Smart enough, you would think, to be ashamed to make an argument which Michael Anton proleptically paraphrased in the New Criterion last month thus: "Bad people should not be allowed to make arguments in their defense." That is an extraordinary idea for anyone to express, let alone a highly-trained lawyer. But it is one of the corollaries of the reduction of our politics to virtue-signaling that, once you go in for virtue signaling, you have to keep doing it in order to re-affirm your own membership in the club of the virtuous. It must be like a drug to those who become addicted to it, for, like a drug, it requires ever more frequent and stronger doses to produce the same virtuous high.
In practice, this means making ever more strident exaggerations not only of one’s own virtue but also of the wickedness of those whom one has made its foil — especially if past associations with the wicked might otherwise cast the shadow of a doubt on one’s virtue. That could explain the now-customary vehemence of the conservative NeverTrumpers against their favorite hate-figure and, increasingly, any of their former allies who support him. Max Boot, for example, another certified smart person, has lately compared his formerly fellow-Republicans to Nazis — thus making his own rhetorical intemperance indistinguishable from that he attributes to those he hates so immoderately. In the same spirit, the "conservative" Jennifer Rubin says that Sarah Huckabee Sanders deserves a "life sentence" of being confronted and abused in public places for serving as Mr Trump’s spokesman.

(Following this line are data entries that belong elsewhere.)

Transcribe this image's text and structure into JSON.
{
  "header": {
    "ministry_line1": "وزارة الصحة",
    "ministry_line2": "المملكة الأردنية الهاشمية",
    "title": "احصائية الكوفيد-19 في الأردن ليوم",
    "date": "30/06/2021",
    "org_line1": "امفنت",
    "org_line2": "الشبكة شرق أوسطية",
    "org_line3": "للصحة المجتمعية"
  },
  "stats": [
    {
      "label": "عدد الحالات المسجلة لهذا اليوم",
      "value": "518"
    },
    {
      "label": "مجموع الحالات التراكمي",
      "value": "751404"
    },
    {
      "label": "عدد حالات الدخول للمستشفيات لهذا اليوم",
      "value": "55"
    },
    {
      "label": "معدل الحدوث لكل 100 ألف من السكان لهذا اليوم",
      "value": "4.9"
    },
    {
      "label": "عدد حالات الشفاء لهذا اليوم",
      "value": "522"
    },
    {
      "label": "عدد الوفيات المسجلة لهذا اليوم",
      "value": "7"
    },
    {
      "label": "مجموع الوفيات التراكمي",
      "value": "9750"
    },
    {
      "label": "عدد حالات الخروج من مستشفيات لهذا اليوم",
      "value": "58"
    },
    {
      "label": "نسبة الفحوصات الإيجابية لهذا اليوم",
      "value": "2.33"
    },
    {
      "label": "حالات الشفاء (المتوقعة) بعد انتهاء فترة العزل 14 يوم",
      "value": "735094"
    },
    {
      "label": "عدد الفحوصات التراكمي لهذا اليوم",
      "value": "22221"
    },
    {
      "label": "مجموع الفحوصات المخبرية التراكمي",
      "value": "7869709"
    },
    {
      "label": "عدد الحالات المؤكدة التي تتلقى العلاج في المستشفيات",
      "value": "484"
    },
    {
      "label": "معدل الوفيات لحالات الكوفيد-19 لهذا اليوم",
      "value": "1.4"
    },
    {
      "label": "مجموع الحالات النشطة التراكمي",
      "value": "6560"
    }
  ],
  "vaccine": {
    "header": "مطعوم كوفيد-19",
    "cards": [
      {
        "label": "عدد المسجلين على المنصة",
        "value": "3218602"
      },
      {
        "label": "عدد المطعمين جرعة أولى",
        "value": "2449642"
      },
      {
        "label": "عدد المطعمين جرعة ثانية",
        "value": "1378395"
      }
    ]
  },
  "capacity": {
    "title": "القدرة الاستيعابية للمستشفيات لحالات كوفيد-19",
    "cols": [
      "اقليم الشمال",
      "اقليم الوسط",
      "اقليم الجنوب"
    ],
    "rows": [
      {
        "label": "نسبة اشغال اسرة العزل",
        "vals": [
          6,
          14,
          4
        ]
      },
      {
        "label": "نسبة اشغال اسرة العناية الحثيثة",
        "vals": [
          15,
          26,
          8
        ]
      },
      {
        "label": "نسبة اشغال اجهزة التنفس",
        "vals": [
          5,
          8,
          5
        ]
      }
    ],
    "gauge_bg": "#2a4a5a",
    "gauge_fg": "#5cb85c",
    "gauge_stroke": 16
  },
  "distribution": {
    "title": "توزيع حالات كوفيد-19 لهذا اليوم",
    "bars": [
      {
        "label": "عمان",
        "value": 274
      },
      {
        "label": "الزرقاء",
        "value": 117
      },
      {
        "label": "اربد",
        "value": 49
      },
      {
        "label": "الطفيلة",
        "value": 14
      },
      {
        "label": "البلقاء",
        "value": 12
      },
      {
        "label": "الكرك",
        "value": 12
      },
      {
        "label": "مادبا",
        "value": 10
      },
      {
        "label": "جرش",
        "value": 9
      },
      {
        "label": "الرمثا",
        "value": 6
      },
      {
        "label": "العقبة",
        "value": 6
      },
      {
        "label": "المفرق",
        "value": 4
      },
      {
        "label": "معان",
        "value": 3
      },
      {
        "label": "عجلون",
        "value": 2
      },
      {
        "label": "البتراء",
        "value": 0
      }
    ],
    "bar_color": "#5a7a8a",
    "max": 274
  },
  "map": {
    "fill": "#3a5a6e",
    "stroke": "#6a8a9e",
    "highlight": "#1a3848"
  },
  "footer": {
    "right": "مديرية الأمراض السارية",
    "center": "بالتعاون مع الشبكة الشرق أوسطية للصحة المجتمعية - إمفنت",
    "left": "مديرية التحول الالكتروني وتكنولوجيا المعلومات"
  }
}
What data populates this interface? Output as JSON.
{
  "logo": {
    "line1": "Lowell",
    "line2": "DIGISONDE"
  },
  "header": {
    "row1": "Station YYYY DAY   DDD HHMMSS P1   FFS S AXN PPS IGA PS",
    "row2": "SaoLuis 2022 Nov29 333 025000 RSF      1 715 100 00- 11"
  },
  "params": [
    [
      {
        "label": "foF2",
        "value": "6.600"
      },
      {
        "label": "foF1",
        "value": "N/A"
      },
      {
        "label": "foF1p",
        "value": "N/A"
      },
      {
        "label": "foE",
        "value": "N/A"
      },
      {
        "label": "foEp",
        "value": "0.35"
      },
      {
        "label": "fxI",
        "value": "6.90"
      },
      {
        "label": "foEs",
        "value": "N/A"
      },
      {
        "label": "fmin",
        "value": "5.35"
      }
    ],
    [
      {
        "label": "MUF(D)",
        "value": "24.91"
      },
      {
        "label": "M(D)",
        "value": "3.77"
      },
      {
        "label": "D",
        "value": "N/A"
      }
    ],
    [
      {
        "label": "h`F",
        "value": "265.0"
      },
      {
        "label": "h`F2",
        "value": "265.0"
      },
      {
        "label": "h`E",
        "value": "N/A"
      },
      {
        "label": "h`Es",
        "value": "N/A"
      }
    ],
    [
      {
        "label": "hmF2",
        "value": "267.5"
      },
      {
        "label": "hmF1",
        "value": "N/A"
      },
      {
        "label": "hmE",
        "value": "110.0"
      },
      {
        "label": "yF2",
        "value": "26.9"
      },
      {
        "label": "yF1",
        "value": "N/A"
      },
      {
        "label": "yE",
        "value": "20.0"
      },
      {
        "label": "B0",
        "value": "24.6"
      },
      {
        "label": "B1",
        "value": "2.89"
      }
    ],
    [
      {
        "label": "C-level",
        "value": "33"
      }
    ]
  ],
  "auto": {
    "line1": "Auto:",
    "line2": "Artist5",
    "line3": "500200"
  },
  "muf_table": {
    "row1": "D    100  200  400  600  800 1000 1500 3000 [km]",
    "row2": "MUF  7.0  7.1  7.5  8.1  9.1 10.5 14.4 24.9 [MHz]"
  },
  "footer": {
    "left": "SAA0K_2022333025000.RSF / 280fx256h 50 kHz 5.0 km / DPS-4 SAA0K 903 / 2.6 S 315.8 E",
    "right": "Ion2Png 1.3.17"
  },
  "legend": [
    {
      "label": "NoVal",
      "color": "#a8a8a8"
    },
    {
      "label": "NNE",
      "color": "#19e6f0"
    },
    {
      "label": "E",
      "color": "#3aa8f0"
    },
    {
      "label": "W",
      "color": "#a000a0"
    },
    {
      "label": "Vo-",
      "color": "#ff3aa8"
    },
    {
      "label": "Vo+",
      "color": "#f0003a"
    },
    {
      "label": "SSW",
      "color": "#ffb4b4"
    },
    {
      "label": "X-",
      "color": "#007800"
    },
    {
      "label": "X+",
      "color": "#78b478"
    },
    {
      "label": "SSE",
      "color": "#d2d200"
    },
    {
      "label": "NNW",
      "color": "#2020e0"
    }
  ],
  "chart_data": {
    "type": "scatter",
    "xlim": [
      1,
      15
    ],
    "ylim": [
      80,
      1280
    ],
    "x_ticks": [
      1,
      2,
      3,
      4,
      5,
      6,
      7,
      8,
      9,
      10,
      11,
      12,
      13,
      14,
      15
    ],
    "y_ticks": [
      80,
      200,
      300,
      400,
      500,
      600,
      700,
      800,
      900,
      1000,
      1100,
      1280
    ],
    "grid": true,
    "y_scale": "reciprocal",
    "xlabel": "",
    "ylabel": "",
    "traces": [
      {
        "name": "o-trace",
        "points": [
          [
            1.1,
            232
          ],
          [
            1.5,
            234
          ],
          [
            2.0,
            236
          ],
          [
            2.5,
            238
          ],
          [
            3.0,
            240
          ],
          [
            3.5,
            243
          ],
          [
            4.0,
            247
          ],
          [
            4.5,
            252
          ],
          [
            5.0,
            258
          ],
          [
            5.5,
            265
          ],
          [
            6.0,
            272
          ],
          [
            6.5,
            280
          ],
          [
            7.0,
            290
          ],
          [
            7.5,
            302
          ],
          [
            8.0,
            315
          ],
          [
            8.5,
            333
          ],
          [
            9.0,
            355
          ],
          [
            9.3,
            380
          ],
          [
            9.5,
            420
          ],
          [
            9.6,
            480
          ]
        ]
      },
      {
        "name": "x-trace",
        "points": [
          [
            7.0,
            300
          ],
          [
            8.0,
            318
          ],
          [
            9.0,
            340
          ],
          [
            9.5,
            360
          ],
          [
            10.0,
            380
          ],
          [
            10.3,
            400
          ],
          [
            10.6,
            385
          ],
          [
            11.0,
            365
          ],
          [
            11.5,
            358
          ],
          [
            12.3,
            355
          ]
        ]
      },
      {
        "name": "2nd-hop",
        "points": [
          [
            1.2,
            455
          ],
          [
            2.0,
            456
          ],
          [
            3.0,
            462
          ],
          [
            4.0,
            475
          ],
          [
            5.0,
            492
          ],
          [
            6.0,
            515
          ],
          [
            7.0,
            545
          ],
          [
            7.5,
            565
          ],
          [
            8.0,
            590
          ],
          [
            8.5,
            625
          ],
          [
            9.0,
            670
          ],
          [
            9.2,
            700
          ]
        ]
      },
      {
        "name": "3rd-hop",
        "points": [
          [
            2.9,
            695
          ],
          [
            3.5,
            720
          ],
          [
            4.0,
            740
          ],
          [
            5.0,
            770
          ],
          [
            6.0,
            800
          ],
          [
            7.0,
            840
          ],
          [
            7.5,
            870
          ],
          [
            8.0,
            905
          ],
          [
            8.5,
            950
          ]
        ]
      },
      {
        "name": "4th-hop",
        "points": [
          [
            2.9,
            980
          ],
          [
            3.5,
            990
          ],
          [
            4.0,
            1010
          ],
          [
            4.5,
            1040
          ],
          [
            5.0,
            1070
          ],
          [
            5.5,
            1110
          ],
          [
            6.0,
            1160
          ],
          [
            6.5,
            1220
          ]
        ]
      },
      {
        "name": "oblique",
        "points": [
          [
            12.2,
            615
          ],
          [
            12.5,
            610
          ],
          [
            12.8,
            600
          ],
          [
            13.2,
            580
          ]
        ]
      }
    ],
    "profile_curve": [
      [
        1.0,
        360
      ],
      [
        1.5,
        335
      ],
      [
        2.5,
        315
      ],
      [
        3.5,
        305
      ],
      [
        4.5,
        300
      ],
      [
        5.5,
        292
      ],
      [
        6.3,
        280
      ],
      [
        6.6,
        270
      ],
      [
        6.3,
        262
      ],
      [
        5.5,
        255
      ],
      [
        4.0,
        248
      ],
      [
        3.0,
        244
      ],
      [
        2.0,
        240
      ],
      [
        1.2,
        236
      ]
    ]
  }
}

These are no more rational statements than those of Mr Liptak or Justice Kagan but a form of emphatic apologia for a change of tribal loyalties. Just as a journalist or a lawyer might be expected to have a bad conscience about arguing for excluding unfavored groups from constitutional protections and restricting their freedom of speech, so might a former conservative or Republican be sensitive to the charge of betraying former comrades. One way around this for both, is to exaggerate the badness of those from whom they now wish to dissociate themselves — a badness so bad, so evil, so double-dyed dastardly that those who are guilty of it cannot even be allowed to make arguments in their own defense. In short, it is the badness of the Nazis, to whom the tribe of the virtuous have already made comparing them routine.
Declining to be outraged by such a patent slander but joining in with it thus becomes a way of reassuring your newly radicalized allies that you are on their side. The question that interests me is how has the fashionable left in this country — which can hardly be said to have existed in this newly militant and radical form before the Occupy Wall Street movement seven years ago — acquired the power to exact from its sympathizers such extreme affirmations of loyalty? Or, to put it another way, why are smart people in professions that would seem to demand a judicious and rational approach to political questions so eager to demonstrate their willingness to throw judgment and reason to the four winds for the sake of being counted among the good people? I don’t know the answer to this question, but I suspect it has something to do with the power of fashion in a political culture from which honor has been banished.